The odds are that many attendees will also discover down the road that their credit card information has been compromised.
For show managers, allowing poaching to go unchecked can result in not only unhappy customers, but damage to their event’s reputation and strained relations with the official hotel, which loses business.
The CIC APEX Survey of Event Organizers found that 73.1% of respondents had been targeted by poachers in 2014, but 70.5% of respondents did not have a plan in place to counter these swindlers.
Among the steps for show managers recommended in the report were:
- Trademark the show name. This bars pirates from using it in their solicitations. It also lays the groundwork for potential legal action on the grounds of trademark infringement.
- Prepare a cease-and-desist letter. Quickly inform suspected poachers they are committing a tort by interfering with legal show housing contracts.

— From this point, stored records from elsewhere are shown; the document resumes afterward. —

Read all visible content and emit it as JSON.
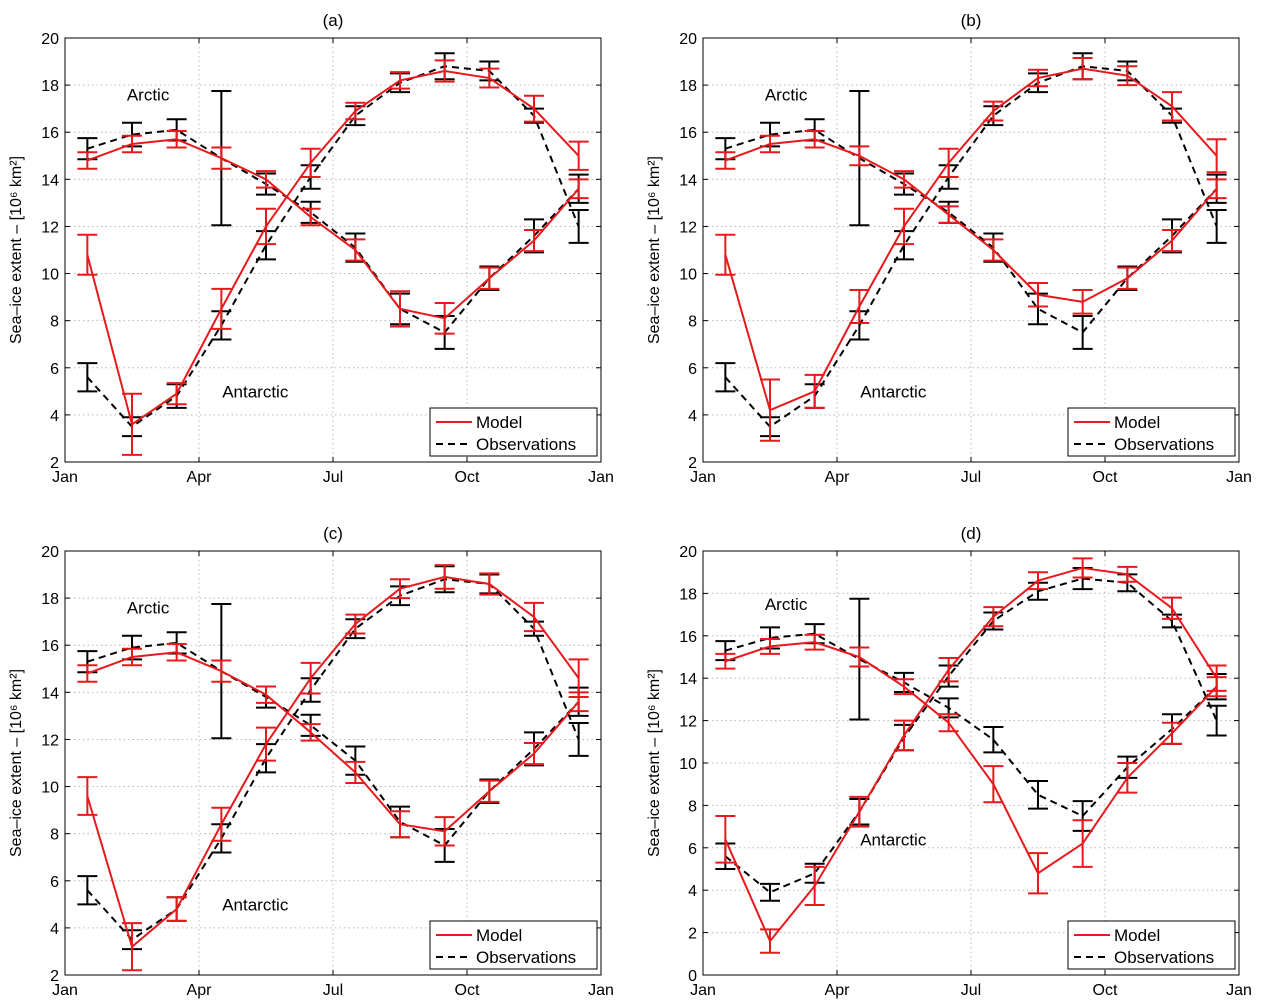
{
  "figure": {
    "ylabel": "Sea–ice extent – [10⁶ km²]",
    "legend": {
      "model_label": "Model",
      "obs_label": "Observations"
    },
    "colors": {
      "model": "#e8191c",
      "observations": "#000000"
    },
    "annotations": {
      "arctic": "Arctic",
      "antarctic": "Antarctic"
    }
  },
  "chart_data": [
    {
      "type": "line",
      "title": "(a)",
      "xlabel": "",
      "ylabel": "Sea–ice extent – [10⁶ km²]",
      "xticks": [
        "Jan",
        "Apr",
        "Jul",
        "Oct",
        "Jan"
      ],
      "x": [
        "Jan",
        "Feb",
        "Mar",
        "Apr",
        "May",
        "Jun",
        "Jul",
        "Aug",
        "Sep",
        "Oct",
        "Nov",
        "Dec"
      ],
      "ylim": [
        2,
        20
      ],
      "yticks": [
        2,
        4,
        6,
        8,
        10,
        12,
        14,
        16,
        18,
        20
      ],
      "grid": true,
      "legend_position": "bottom-right",
      "series": [
        {
          "name": "Model",
          "region": "Arctic",
          "style": "solid",
          "values": [
            14.8,
            15.5,
            15.7,
            14.9,
            14.0,
            12.4,
            11.0,
            8.5,
            8.1,
            9.8,
            11.4,
            13.6
          ],
          "err": [
            0.35,
            0.35,
            0.35,
            0.45,
            0.35,
            0.35,
            0.45,
            0.75,
            0.65,
            0.45,
            0.45,
            0.4
          ]
        },
        {
          "name": "Observations",
          "region": "Arctic",
          "style": "dashed",
          "values": [
            15.3,
            15.9,
            16.1,
            14.9,
            13.8,
            12.6,
            11.1,
            8.5,
            7.5,
            9.8,
            11.6,
            13.6
          ],
          "err": [
            0.45,
            0.5,
            0.45,
            2.85,
            0.45,
            0.45,
            0.6,
            0.65,
            0.7,
            0.5,
            0.7,
            0.6
          ]
        },
        {
          "name": "Model",
          "region": "Antarctic",
          "style": "solid",
          "values": [
            10.8,
            3.6,
            4.9,
            8.5,
            12.0,
            14.7,
            16.9,
            18.2,
            18.6,
            18.3,
            17.0,
            15.0
          ],
          "err": [
            0.85,
            1.3,
            0.45,
            0.85,
            0.75,
            0.6,
            0.35,
            0.35,
            0.45,
            0.4,
            0.55,
            0.6
          ]
        },
        {
          "name": "Observations",
          "region": "Antarctic",
          "style": "dashed",
          "values": [
            5.6,
            3.5,
            4.8,
            7.8,
            11.2,
            14.1,
            16.7,
            18.1,
            18.8,
            18.6,
            16.7,
            12.0
          ],
          "err": [
            0.6,
            0.4,
            0.5,
            0.6,
            0.6,
            0.5,
            0.4,
            0.4,
            0.55,
            0.4,
            0.3,
            0.7
          ]
        }
      ]
    },
    {
      "type": "line",
      "title": "(b)",
      "xlabel": "",
      "ylabel": "Sea–ice extent – [10⁶ km²]",
      "xticks": [
        "Jan",
        "Apr",
        "Jul",
        "Oct",
        "Jan"
      ],
      "x": [
        "Jan",
        "Feb",
        "Mar",
        "Apr",
        "May",
        "Jun",
        "Jul",
        "Aug",
        "Sep",
        "Oct",
        "Nov",
        "Dec"
      ],
      "ylim": [
        2,
        20
      ],
      "yticks": [
        2,
        4,
        6,
        8,
        10,
        12,
        14,
        16,
        18,
        20
      ],
      "grid": true,
      "legend_position": "bottom-right",
      "series": [
        {
          "name": "Model",
          "region": "Arctic",
          "style": "solid",
          "values": [
            14.8,
            15.5,
            15.7,
            15.0,
            14.0,
            12.5,
            11.0,
            9.1,
            8.8,
            9.8,
            11.4,
            13.6
          ],
          "err": [
            0.35,
            0.35,
            0.35,
            0.4,
            0.35,
            0.35,
            0.45,
            0.5,
            0.5,
            0.45,
            0.45,
            0.4
          ]
        },
        {
          "name": "Observations",
          "region": "Arctic",
          "style": "dashed",
          "values": [
            15.3,
            15.9,
            16.1,
            14.9,
            13.8,
            12.6,
            11.1,
            8.5,
            7.5,
            9.8,
            11.6,
            13.6
          ],
          "err": [
            0.45,
            0.5,
            0.45,
            2.85,
            0.45,
            0.45,
            0.6,
            0.65,
            0.7,
            0.5,
            0.7,
            0.6
          ]
        },
        {
          "name": "Model",
          "region": "Antarctic",
          "style": "solid",
          "values": [
            10.8,
            4.2,
            5.0,
            8.6,
            12.0,
            14.7,
            16.9,
            18.3,
            18.7,
            18.4,
            17.1,
            15.0
          ],
          "err": [
            0.85,
            1.3,
            0.7,
            0.7,
            0.75,
            0.6,
            0.4,
            0.35,
            0.45,
            0.4,
            0.6,
            0.7
          ]
        },
        {
          "name": "Observations",
          "region": "Antarctic",
          "style": "dashed",
          "values": [
            5.6,
            3.5,
            4.8,
            7.8,
            11.2,
            14.1,
            16.7,
            18.1,
            18.8,
            18.6,
            16.7,
            12.0
          ],
          "err": [
            0.6,
            0.4,
            0.5,
            0.6,
            0.6,
            0.5,
            0.4,
            0.4,
            0.55,
            0.4,
            0.3,
            0.7
          ]
        }
      ]
    },
    {
      "type": "line",
      "title": "(c)",
      "xlabel": "",
      "ylabel": "Sea–ice extent – [10⁶ km²]",
      "xticks": [
        "Jan",
        "Apr",
        "Jul",
        "Oct",
        "Jan"
      ],
      "x": [
        "Jan",
        "Feb",
        "Mar",
        "Apr",
        "May",
        "Jun",
        "Jul",
        "Aug",
        "Sep",
        "Oct",
        "Nov",
        "Dec"
      ],
      "ylim": [
        2,
        20
      ],
      "yticks": [
        2,
        4,
        6,
        8,
        10,
        12,
        14,
        16,
        18,
        20
      ],
      "grid": true,
      "legend_position": "bottom-right",
      "series": [
        {
          "name": "Model",
          "region": "Arctic",
          "style": "solid",
          "values": [
            14.8,
            15.5,
            15.7,
            14.9,
            13.9,
            12.3,
            10.6,
            8.4,
            8.1,
            9.8,
            11.4,
            13.6
          ],
          "err": [
            0.35,
            0.35,
            0.35,
            0.45,
            0.35,
            0.35,
            0.45,
            0.55,
            0.6,
            0.45,
            0.45,
            0.4
          ]
        },
        {
          "name": "Observations",
          "region": "Arctic",
          "style": "dashed",
          "values": [
            15.3,
            15.9,
            16.1,
            14.9,
            13.8,
            12.6,
            11.1,
            8.5,
            7.5,
            9.8,
            11.6,
            13.6
          ],
          "err": [
            0.45,
            0.5,
            0.45,
            2.85,
            0.45,
            0.45,
            0.6,
            0.65,
            0.7,
            0.5,
            0.7,
            0.6
          ]
        },
        {
          "name": "Model",
          "region": "Antarctic",
          "style": "solid",
          "values": [
            9.6,
            3.2,
            4.8,
            8.4,
            11.8,
            14.6,
            16.9,
            18.4,
            18.9,
            18.6,
            17.2,
            14.6
          ],
          "err": [
            0.8,
            1.0,
            0.5,
            0.7,
            0.7,
            0.65,
            0.4,
            0.4,
            0.5,
            0.45,
            0.6,
            0.8
          ]
        },
        {
          "name": "Observations",
          "region": "Antarctic",
          "style": "dashed",
          "values": [
            5.6,
            3.5,
            4.8,
            7.8,
            11.2,
            14.1,
            16.7,
            18.1,
            18.8,
            18.6,
            16.7,
            12.0
          ],
          "err": [
            0.6,
            0.4,
            0.5,
            0.6,
            0.6,
            0.5,
            0.4,
            0.4,
            0.55,
            0.4,
            0.3,
            0.7
          ]
        }
      ]
    },
    {
      "type": "line",
      "title": "(d)",
      "xlabel": "",
      "ylabel": "Sea–ice extent – [10⁶ km²]",
      "xticks": [
        "Jan",
        "Apr",
        "Jul",
        "Oct",
        "Jan"
      ],
      "x": [
        "Jan",
        "Feb",
        "Mar",
        "Apr",
        "May",
        "Jun",
        "Jul",
        "Aug",
        "Sep",
        "Oct",
        "Nov",
        "Dec"
      ],
      "ylim": [
        0,
        20
      ],
      "yticks": [
        0,
        2,
        4,
        6,
        8,
        10,
        12,
        14,
        16,
        18,
        20
      ],
      "grid": true,
      "legend_position": "bottom-right",
      "series": [
        {
          "name": "Model",
          "region": "Arctic",
          "style": "solid",
          "values": [
            14.8,
            15.5,
            15.7,
            15.0,
            13.6,
            11.9,
            9.0,
            4.8,
            6.2,
            9.3,
            11.4,
            13.6
          ],
          "err": [
            0.35,
            0.35,
            0.35,
            0.45,
            0.35,
            0.4,
            0.85,
            0.95,
            1.1,
            0.7,
            0.5,
            0.45
          ]
        },
        {
          "name": "Observations",
          "region": "Arctic",
          "style": "dashed",
          "values": [
            15.3,
            15.9,
            16.1,
            14.9,
            13.8,
            12.6,
            11.1,
            8.5,
            7.5,
            9.8,
            11.6,
            13.6
          ],
          "err": [
            0.45,
            0.5,
            0.45,
            2.85,
            0.45,
            0.45,
            0.6,
            0.65,
            0.7,
            0.5,
            0.7,
            0.6
          ]
        },
        {
          "name": "Model",
          "region": "Antarctic",
          "style": "solid",
          "values": [
            6.4,
            1.6,
            4.2,
            7.7,
            11.3,
            14.4,
            16.9,
            18.6,
            19.2,
            18.9,
            17.3,
            14.0
          ],
          "err": [
            1.1,
            0.55,
            0.9,
            0.7,
            0.7,
            0.55,
            0.45,
            0.4,
            0.45,
            0.35,
            0.5,
            0.6
          ]
        },
        {
          "name": "Observations",
          "region": "Antarctic",
          "style": "dashed",
          "values": [
            5.6,
            3.9,
            4.8,
            7.7,
            11.2,
            14.1,
            16.7,
            18.1,
            18.7,
            18.5,
            16.7,
            12.0
          ],
          "err": [
            0.6,
            0.4,
            0.45,
            0.6,
            0.6,
            0.5,
            0.4,
            0.4,
            0.5,
            0.4,
            0.3,
            0.7
          ]
        }
      ]
    }
  ]
}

- Protect digital show logos. This prevents them from being copied and pasted by poachers.
- Proactively alert attendees that piracy exists. They will be less likely to fall for a solicitation.
- Use a single system for registration and housing. Attendees can book their rooms at the same time they register.
- Protect past registration lists. A sturdy firewall will keep valuable attendee contact information out of the wrong hands. Also monitor some of the names on the registration list to ensure contractors or exhibitors don’t misuse them.
- Alert hotel desk staff about piracy. They will be better prepared to help out snookered attendees arrive and find out they have no reservations.
The Best Practices and its accompanying White Paper are the result of input and ideas from across the trade show and meetings industry. The preventative steps taken can help avoid some unpleasant consequences before, during and after the show.